Baumdetektive. Wie heißt der Baum? (Klasse 5, Realschule)

Ökosystem Wald


Unterrichtsentwurf, 2013

17 Seiten, Note: 1,7


Leseprobe

Inhaltsverzeichnis

1 Längerfristige Unterrichtszusammenhänge
1.1 Thema und Aufbau des Unterrichtsvorhaben
1.2 Aufbau der Unterrichtsreihe
1.3 Kompetenzorientierte Lernzielschwerpunkte
1.4 Lerngruppe
1.5 Lernvoraussetzungen und Konsequenzen
1.6 Überlegungen zur Sachstruktur
1.7 Curriculare Legitimation
1.8 Didaktischer Leitgedanke und Intention
1.9 Methodische Begründungszusammenhänge
1.10 Überprüfung des Lern- und Kompetenzzuwachses

2 Unterrichtsstunde
2.1 Thema der Unterrichtsstunde
2.2 Lernzielschwerpunkte der Unterrichtsstunde
2.3 Konkretisierungen zur Lerngruppe und Lernvoraussetzungen
2.4 Überlegungen zur Sache
2.5 Didaktische Überlegungen
2.6 Methodische Überlegungen

3 Stundenverlaufsplan

4 Literatur und Quellennachweis

5 Anhang

1 Längerfristige Unterrichtszusammenhänge

1.1 Thema und Aufbau des Unterrichtsvorhaben

Lebensräume im Schulumfeld - wir lernen diese kennen.

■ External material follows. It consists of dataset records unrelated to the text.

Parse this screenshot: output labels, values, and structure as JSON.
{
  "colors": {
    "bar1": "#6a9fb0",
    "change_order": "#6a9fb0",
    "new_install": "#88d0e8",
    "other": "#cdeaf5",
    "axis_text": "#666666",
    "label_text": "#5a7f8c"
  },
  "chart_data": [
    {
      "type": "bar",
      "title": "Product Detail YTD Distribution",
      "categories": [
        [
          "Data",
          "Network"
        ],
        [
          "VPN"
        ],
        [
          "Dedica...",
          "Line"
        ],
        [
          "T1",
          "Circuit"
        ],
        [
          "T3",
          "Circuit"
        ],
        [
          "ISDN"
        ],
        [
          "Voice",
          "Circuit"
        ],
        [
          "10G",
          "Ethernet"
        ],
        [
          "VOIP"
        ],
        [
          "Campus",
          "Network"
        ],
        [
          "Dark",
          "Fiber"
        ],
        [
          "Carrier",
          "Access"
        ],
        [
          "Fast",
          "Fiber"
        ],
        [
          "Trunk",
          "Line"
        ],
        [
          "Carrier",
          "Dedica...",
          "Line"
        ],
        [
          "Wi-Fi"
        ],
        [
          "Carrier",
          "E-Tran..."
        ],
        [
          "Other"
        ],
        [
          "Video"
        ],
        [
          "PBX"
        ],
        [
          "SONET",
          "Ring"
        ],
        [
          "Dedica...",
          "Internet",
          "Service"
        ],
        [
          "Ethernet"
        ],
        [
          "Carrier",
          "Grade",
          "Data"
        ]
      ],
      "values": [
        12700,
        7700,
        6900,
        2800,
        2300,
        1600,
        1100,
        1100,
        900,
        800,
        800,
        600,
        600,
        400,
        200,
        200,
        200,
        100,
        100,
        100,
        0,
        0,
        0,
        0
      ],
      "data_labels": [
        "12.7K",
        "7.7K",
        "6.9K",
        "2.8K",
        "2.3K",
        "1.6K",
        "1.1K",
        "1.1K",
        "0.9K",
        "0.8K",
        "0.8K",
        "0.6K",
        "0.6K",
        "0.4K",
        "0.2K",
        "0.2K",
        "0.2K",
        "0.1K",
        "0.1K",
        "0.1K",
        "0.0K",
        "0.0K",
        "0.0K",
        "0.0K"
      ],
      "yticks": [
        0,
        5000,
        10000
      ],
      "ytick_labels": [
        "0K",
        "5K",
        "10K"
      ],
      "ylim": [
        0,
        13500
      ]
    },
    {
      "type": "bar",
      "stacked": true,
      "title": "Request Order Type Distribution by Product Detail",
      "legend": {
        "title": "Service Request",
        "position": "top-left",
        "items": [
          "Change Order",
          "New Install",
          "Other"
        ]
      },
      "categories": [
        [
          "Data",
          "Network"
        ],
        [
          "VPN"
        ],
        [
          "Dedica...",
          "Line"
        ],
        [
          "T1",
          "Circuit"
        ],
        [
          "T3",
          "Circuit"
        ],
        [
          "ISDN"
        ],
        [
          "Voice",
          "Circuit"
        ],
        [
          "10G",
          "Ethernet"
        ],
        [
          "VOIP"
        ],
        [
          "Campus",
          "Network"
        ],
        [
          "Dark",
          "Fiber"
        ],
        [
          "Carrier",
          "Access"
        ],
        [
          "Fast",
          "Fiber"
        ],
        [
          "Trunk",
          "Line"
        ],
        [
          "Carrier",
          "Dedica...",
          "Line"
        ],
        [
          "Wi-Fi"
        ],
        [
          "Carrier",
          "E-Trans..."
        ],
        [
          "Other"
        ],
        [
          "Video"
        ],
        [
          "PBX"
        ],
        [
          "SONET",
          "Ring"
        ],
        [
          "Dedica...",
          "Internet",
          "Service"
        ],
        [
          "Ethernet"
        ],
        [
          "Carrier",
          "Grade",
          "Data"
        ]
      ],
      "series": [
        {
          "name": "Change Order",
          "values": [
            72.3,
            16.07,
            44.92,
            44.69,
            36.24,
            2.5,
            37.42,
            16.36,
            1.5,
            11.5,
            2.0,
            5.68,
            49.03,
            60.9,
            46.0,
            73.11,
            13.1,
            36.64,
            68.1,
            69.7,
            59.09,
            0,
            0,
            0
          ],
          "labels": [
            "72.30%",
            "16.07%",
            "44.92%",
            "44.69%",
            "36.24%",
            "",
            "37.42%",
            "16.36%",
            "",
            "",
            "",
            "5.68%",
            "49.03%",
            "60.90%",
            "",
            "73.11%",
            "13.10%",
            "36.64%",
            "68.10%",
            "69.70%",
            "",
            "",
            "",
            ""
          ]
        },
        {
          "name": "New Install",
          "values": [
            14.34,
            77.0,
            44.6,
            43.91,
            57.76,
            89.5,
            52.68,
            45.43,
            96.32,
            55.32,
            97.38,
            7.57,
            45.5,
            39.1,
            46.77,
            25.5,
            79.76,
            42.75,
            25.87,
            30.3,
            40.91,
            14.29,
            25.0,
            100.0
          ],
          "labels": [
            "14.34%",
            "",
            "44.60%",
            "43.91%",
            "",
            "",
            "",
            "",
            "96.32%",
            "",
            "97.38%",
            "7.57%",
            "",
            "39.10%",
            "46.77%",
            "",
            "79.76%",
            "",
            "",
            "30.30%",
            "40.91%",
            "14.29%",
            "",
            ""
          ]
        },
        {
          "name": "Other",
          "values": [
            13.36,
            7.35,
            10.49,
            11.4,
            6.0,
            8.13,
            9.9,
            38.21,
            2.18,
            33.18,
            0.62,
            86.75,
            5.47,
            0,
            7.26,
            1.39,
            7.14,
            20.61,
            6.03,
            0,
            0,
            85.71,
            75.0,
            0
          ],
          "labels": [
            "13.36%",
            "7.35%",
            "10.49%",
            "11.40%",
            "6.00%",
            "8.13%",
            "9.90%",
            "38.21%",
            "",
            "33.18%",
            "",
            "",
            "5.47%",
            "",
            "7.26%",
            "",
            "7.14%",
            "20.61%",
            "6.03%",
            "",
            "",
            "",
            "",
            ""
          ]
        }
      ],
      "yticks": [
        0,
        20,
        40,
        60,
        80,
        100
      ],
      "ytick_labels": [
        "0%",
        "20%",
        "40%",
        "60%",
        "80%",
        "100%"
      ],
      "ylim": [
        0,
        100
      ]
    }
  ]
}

Innerhalb der Unterrichtsreihe „Lebensräume im Schulumfeld“ setzen sich die Schülerinnen und Schüler1 mit den Pflanzen und Tiere aus ihrem direkten Umfeld auseinander und erforschen, wie diese an bestimmte Lebensbedingungen angepasst sind. Zudem erkunden sie das Schulumfeld und lernen dieses kennen.

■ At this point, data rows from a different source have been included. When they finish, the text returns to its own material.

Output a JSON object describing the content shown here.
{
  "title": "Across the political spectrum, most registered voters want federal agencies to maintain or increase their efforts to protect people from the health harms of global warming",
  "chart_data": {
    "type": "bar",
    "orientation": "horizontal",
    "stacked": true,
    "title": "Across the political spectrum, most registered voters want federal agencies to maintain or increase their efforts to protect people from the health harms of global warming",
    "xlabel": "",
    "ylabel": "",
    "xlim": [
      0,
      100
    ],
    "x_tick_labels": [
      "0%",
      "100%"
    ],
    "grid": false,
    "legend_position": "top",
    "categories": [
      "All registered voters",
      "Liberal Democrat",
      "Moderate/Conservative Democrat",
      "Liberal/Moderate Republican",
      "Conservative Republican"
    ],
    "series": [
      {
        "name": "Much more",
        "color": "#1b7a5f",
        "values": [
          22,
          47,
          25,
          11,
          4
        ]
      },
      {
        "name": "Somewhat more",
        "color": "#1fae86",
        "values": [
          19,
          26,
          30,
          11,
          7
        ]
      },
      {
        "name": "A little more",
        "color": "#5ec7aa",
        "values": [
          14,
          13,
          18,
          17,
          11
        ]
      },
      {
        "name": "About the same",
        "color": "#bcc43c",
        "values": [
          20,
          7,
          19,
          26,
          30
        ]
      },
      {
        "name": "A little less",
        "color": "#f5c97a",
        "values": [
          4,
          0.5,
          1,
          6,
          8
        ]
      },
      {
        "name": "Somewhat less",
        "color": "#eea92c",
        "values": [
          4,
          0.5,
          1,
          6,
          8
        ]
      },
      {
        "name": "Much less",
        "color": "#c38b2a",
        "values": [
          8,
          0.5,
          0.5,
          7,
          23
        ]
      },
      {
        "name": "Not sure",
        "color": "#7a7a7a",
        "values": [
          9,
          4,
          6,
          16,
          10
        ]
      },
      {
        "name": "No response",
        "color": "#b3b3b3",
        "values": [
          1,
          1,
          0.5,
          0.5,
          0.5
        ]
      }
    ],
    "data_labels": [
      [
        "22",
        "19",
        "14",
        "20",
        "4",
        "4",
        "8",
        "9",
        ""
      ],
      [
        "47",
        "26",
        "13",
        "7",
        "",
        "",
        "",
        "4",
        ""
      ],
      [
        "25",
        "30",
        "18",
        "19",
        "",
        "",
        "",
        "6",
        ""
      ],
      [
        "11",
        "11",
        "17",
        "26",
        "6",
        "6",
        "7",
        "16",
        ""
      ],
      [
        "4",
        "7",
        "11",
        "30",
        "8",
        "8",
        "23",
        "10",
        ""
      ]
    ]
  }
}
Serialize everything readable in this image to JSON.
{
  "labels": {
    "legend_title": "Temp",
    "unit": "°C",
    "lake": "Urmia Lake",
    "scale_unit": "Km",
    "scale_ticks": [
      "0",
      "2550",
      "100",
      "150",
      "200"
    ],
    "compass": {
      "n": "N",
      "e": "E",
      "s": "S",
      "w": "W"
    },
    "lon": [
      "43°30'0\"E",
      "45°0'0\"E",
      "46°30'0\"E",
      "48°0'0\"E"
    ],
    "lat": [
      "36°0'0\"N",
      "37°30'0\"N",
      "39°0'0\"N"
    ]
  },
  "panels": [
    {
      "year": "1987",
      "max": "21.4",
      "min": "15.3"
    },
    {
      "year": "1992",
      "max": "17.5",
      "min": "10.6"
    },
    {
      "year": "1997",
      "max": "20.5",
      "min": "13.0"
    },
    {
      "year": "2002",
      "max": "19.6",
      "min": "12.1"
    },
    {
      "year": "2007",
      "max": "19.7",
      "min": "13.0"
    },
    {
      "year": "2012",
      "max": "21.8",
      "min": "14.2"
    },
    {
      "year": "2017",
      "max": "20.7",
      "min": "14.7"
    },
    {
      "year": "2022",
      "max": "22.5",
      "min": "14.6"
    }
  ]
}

1.2 Aufbau der Unterrichtsreihe

1.3 Kompetenzorientierte Lernzielschwerpunkte

Im Mittelpunkt der Unterrichtsreihe steht die Angepasstheit von Pflanzen und Tieren an verschiedene Lebensräume im Schulumfeld, die die SuS am Anfang der fünften Klasse in Partnerarbeit und Kleingruppen erforschen sollen. Damit sich die Lerngruppe noch besser kennenlernen kann, werden kooperierende Arbeitsweisen (Partnerarbeit, Kleingruppe) eingesetzt. Die SuS sollen dabei ihre Partner selbst wählen dürfen, da sie sich untereinander noch nicht so gut kennen. Der frühe Kontakt mit dem Lebendigen soll die SuS sensibilisieren, mit der Natur sorgsam und respektvoll mit dieser umzugehen. Verschiedene biologische Arbeitsweisen kommen schon früh zum Einsatz, um die SuS für eine erforschende und selbstständige Arbeitsweise zu motivieren.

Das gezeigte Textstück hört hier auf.